Leptogenesis and Dirac neutrino masses in SO(10)

TL;DR

This paper explores how Dirac neutrino masses within SO(10) GUTs influence leptogenesis and baryon asymmetry, showing that relaxing certain mass relations allows for realistic neutrino spectra and baryon asymmetry consistent with observations.

Contribution

It demonstrates that including multiple Higgs representations in SO(10) models relaxes mass constraints and yields viable neutrino spectra and baryon asymmetry predictions.

Findings

Heavy neutrino masses are consistent with SO(10) unification scale.

Predicted baryon asymmetry matches observational data.

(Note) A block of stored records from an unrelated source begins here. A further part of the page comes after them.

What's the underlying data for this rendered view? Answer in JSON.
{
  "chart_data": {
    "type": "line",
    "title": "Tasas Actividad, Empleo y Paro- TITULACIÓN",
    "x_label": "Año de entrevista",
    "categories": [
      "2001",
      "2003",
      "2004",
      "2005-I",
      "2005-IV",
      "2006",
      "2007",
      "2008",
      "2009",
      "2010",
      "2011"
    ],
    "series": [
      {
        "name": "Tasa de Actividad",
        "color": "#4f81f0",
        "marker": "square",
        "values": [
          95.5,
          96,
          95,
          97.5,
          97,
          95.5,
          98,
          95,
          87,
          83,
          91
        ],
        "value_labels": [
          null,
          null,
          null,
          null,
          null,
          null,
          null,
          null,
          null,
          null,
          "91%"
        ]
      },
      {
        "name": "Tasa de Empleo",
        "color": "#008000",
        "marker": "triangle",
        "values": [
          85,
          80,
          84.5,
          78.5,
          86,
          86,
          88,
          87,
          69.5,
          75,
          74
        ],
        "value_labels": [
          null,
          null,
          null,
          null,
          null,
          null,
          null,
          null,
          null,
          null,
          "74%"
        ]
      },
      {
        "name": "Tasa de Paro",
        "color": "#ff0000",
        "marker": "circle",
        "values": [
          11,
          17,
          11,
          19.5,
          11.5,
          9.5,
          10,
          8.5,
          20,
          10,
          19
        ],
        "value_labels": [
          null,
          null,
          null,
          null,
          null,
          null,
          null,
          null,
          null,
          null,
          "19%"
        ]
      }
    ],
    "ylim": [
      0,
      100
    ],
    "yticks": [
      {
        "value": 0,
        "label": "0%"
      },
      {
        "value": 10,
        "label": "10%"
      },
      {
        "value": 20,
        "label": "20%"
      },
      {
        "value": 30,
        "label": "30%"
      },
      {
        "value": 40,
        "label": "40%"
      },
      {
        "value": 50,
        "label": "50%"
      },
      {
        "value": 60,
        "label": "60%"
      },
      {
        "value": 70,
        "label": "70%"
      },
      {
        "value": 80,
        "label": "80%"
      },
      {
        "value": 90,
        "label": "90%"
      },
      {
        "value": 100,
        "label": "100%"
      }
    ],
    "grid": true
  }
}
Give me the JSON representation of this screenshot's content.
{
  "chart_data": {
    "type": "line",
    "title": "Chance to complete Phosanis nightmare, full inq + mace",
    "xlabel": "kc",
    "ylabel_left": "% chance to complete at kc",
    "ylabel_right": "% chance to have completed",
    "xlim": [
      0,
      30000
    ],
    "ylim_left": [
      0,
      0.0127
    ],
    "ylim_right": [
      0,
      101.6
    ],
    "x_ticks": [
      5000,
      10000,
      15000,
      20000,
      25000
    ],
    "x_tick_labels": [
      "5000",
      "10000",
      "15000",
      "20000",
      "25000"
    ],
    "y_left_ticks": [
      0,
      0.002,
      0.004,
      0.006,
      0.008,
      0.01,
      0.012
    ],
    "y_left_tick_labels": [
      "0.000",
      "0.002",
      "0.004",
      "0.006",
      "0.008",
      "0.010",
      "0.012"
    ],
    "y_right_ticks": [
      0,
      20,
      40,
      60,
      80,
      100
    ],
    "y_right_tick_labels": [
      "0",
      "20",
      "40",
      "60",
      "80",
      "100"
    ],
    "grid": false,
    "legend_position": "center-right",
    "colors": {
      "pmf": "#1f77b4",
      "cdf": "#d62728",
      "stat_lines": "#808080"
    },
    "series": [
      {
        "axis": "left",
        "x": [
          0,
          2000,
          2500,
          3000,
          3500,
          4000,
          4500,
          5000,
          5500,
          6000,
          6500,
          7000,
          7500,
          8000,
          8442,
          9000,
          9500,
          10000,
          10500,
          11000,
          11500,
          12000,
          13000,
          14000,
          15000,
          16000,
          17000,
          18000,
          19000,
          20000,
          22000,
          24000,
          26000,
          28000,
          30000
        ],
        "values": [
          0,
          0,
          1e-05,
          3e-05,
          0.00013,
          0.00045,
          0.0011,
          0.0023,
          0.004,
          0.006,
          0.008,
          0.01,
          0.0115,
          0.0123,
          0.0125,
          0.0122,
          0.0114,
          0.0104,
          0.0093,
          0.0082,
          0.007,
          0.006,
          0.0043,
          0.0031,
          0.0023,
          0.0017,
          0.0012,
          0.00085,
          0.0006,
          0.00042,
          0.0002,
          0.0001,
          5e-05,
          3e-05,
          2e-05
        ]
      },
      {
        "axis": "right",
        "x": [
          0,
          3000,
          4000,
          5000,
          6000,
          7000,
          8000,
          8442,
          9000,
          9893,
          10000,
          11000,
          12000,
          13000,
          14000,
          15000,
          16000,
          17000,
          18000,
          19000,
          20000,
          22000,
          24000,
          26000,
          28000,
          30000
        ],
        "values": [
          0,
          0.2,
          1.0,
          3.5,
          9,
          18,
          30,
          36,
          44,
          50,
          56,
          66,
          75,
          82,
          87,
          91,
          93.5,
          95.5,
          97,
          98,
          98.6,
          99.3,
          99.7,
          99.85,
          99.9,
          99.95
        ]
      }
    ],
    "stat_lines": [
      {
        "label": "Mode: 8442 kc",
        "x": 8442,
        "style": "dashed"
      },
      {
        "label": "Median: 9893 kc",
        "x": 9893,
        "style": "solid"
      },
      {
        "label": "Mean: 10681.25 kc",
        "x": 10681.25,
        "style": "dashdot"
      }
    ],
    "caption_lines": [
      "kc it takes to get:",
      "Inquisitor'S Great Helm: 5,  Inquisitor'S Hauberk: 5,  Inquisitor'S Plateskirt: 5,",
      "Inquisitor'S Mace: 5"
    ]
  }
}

Relaxed mass relations enable realistic leptogenesis scenarios.

Abstract

Within the scheme of Baryogenesis through Leptogenesis in the single flavor approximation, we emphasize the role of the Dirac neutrino mass $m_D$ in the SO(10) Grand Unification scheme, using the Higgs representations for the fermions masses ${\bf 10}$ and $\overline{\bf 126}$. Both representations are needed to get relations among the fermion masses, e.g. $m_b = m_\tau$, $m_\mu = 3 m_s$,... Taking these two representations allow to relax the condition $m_D = m_u$ obtained with the representation ${\bf 10}$ alone and to have general Dirac masses $m_D \not = m_u$. On the other hand, we assume that the antisymmetric representation ${\bf 120}$ is absent. Within this hypothesis, the unitary matrices $V^L$ and $V^R$ that diagonalize $m_D$ through $m_D = V^{L \dagger} m_D^{diag} V^R$ still satisfy the relation $V^R = V^{L*}$. Under these conditions, unlike the case of keeping only the ${\bf 10}$ representation, we obtain in parameter space several examples of the heavy neutrino spectrum consistent with the SO(10) unification scale, and a value for the baryon asymmetry $Y_B$ in agreement with data. For illustration, we detail a case that gives the heavy spectrum with masses $M_1 = 6.26 \times 10^{10}\ {\rm GeV}$, $M_2 = 2.23 \times 10^{12}\ {\rm GeV}$, $M_3 = 4.57 \times 10^{14}\ {\rm GeV}$ and, in the strong washout regime, the baryon asymmetry $Y_B = 8.50 \times 10^{-11}$ consistent with the data.